To use Lazypipe with Centrifuge, download and unpack your preferred Centrifuge index.

 

URL Local path (config.yaml) Installation Description
NA

blastp_db

See NCBI manual NCBI BLAST nr database
blastn_vi_db_url blastn_vi_db perl/install_db.pl --db blastn_vi NCBI GeneBank Viruses Complete genomes
fairdata link centrifuge_db download and unpack data/nt_2021_12_habv_cent.tar.gz

centrifuge index with Hsapiens_GRCh38p13 assembly + bacteria + archaea + virus sequences from NCBI nt database

fairdata link minimap_db download and unpack data/2022_11_04.nt_abv.tar.gz Archaeal, bacterial and virus sequences from NCBI nt database
taxonomy_url taxonomy perl/install_db.pl --db taxonomy NCBI Taxonomy database

Table 1. Summary on databases used by Lazypipe.

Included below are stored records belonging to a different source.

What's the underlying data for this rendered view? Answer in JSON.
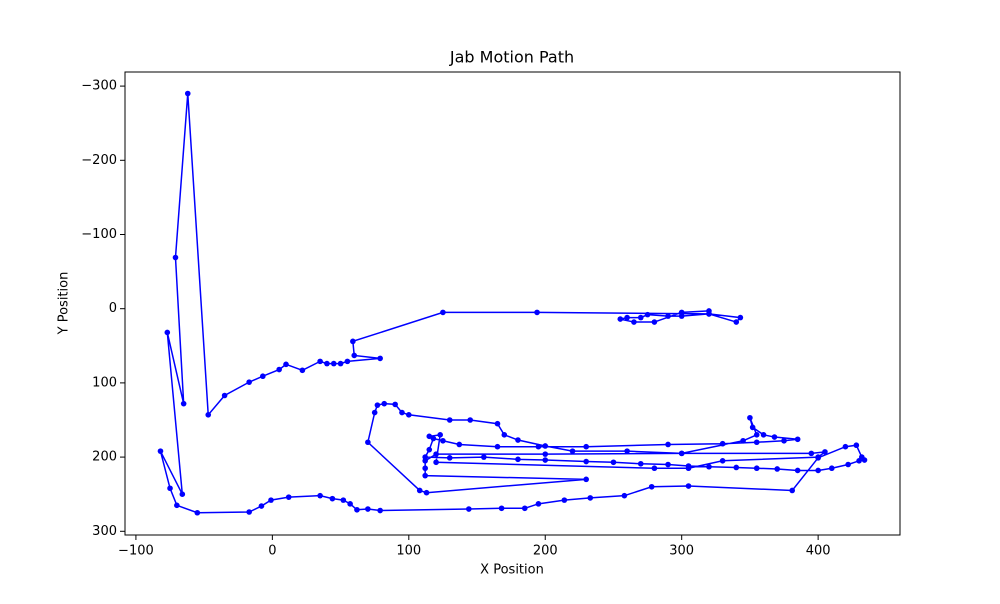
{
  "chart_data": {
    "type": "line",
    "title": "Jab Motion Path",
    "xlabel": "X Position",
    "ylabel": "Y Position",
    "x": [
      320,
      300,
      280,
      265,
      255,
      260,
      270,
      275,
      290,
      300,
      320,
      343,
      340,
      320,
      194,
      125,
      59,
      60,
      79,
      55,
      50,
      45,
      40,
      35,
      22,
      10,
      5,
      -7,
      -17,
      -35,
      -47,
      -62,
      -71,
      -65,
      -77,
      -66,
      -82,
      -75,
      -70,
      -55,
      -17,
      -8,
      -1,
      12,
      35,
      44,
      52,
      57,
      62,
      70,
      79,
      144,
      168,
      185,
      195,
      214,
      233,
      258,
      278,
      305,
      381,
      400,
      420,
      428,
      432,
      434,
      430,
      422,
      410,
      400,
      385,
      370,
      355,
      340,
      320,
      305,
      290,
      270,
      250,
      230,
      200,
      180,
      155,
      130,
      112,
      115,
      118,
      125,
      137,
      165,
      195,
      230,
      290,
      330,
      355,
      375,
      385,
      368,
      360,
      352,
      350,
      355,
      345,
      300,
      200,
      120,
      112,
      112,
      112,
      230,
      113,
      108,
      70,
      75,
      77,
      82,
      90,
      95,
      100,
      130,
      145,
      165,
      170,
      180,
      200,
      220,
      260,
      300,
      395,
      405,
      400,
      330,
      305,
      280,
      120,
      123,
      115
    ],
    "series": [
      {
        "color": "#0000ff",
        "values": [
          3,
          5,
          18,
          18,
          14,
          12,
          12,
          8,
          10,
          10,
          7,
          12,
          18,
          7,
          5,
          5,
          44,
          63,
          67,
          71,
          74,
          74,
          74,
          71,
          83,
          75,
          82,
          91,
          99,
          117,
          143,
          -290,
          -69,
          128,
          32,
          250,
          192,
          242,
          265,
          275,
          274,
          266,
          258,
          254,
          252,
          256,
          258,
          263,
          271,
          270,
          272,
          270,
          269,
          269,
          263,
          258,
          255,
          252,
          240,
          239,
          245,
          201,
          186,
          184,
          200,
          204,
          205,
          210,
          215,
          218,
          218,
          216,
          215,
          214,
          213,
          212,
          210,
          209,
          207,
          206,
          204,
          203,
          200,
          201,
          200,
          190,
          175,
          178,
          183,
          186,
          186,
          186,
          183,
          182,
          180,
          178,
          176,
          173,
          170,
          160,
          147,
          170,
          178,
          195,
          196,
          196,
          205,
          215,
          225,
          230,
          248,
          245,
          180,
          140,
          130,
          128,
          129,
          140,
          143,
          150,
          150,
          155,
          170,
          177,
          185,
          192,
          192,
          195,
          195,
          193,
          200,
          205,
          215,
          215,
          207,
          170,
          172
        ]
      }
    ],
    "xlim": [
      -108,
      460
    ],
    "ylim": [
      305,
      -319
    ],
    "xticks": [
      {
        "value": -100,
        "label": "−100"
      },
      0,
      100,
      200,
      300,
      400
    ],
    "yticks": [
      {
        "value": -300,
        "label": "−300"
      },
      {
        "value": -200,
        "label": "−200"
      },
      {
        "value": -100,
        "label": "−100"
      },
      0,
      100,
      200,
      300
    ]
  }
}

Test Perl and Snakemake interfaces

You are now all set up. To test Perl interface type:

perl lazypipe.pl

To test Snakemake interface type:

snakemake -np all

Complete list of Lazypipe dependencies

Tool Website Download binaries

Original article

[blast] https://blast.ncbi.nlm.nih.gov/ blast+/LATEST/ https://doi.org/10.1186/1471-2105-10-421
bwa-mem https://github.com/lh3/bwa

bio-bwa/files

https://arxiv.org/abs/1303.3997
[Centrifuge] https://ccb.jhu.edu/software/centrifuge/ centrifuge-1.0.3-beta-Linux_x86_64.zip https://doi.org/10.1101/gr.210641.116
csvtk https://bioinf.shenwei.me/csvtk/ csvtk/download  
fastp https://github.com/OpenGene/fastp http://opengene.org/fastp/fastp https://doi.org/10.1093/bioinformatics/bty560
KronaTools https://github.com/marbl/Krona/wiki/KronaTools NA https://doi.org/10.1186/1471-2105-12-385
MEGAHIT https://github.com/voutcn/megahit/ IMEGAHT-1.2.9-Linux-x86_64-static.tar.gz https://doi.org/10.1016/j.ymeth.2016.02.020
MGA http://metagene.nig.ac.jp/metagene/ http://metagene.nig.ac.jp/metagene/download_mga.html https://doi.org/10.1093/nar/gkl723
[minimap2] https://github.com/lh3/minimap2 minimap2-2.24_x64-linux.tar.bz2 https://doi.org/10.1093/bioinformatics/bty191
PANNZER/SANS http://ekhidna2.biocenter.helsinki.fi/sanspanz/ SANSPANZ.3.tar.gz https://doi.org/10.1002/pro.4193
TaxonKit https://bioinf.shenwei.me/taxonkit/ taxonkit/releases/tag/v0.9.0 https://doi.org/10.1016/j.jgg.2021.03.006
[Trimmomatic] https://github.com/usadellab/Trimmomatic v0.39.tar.gz https://doi.org/10.1093/bioinformatics/btu170
Samtools http://www.htslib.org/ samtools-1.14.tar.bz2 https://doi.org/10.1093/gigascience/giab008
SeqKit https://bioinf.shenwei.me/seqkit/ seqkit_linux_amd64.tar.gz https://doi.org/10.1371/journal.pone.0163962
[Snakemake] https://snakemake.readthedocs.io/ NA https://doi.org/10.12688/f1000research.29032.2
[SPAdes] https://github.com/ablab/spades SPAdes-3.15.3-Linux.tar.gz https://doi.org/10.1002/cpbi.102
Perl modules File::Basename, File::Temp, Getopt::Long , YAML::Tiny    
R reshape   https://doi.org/10.18637/jss.v021.i12
R openxlsx    

Table 2. Lazypipe dependencies. Tools in square brackets mark binaries that are not required for basic Lazypipe runs. When installed, these will provide additional options/functionalities.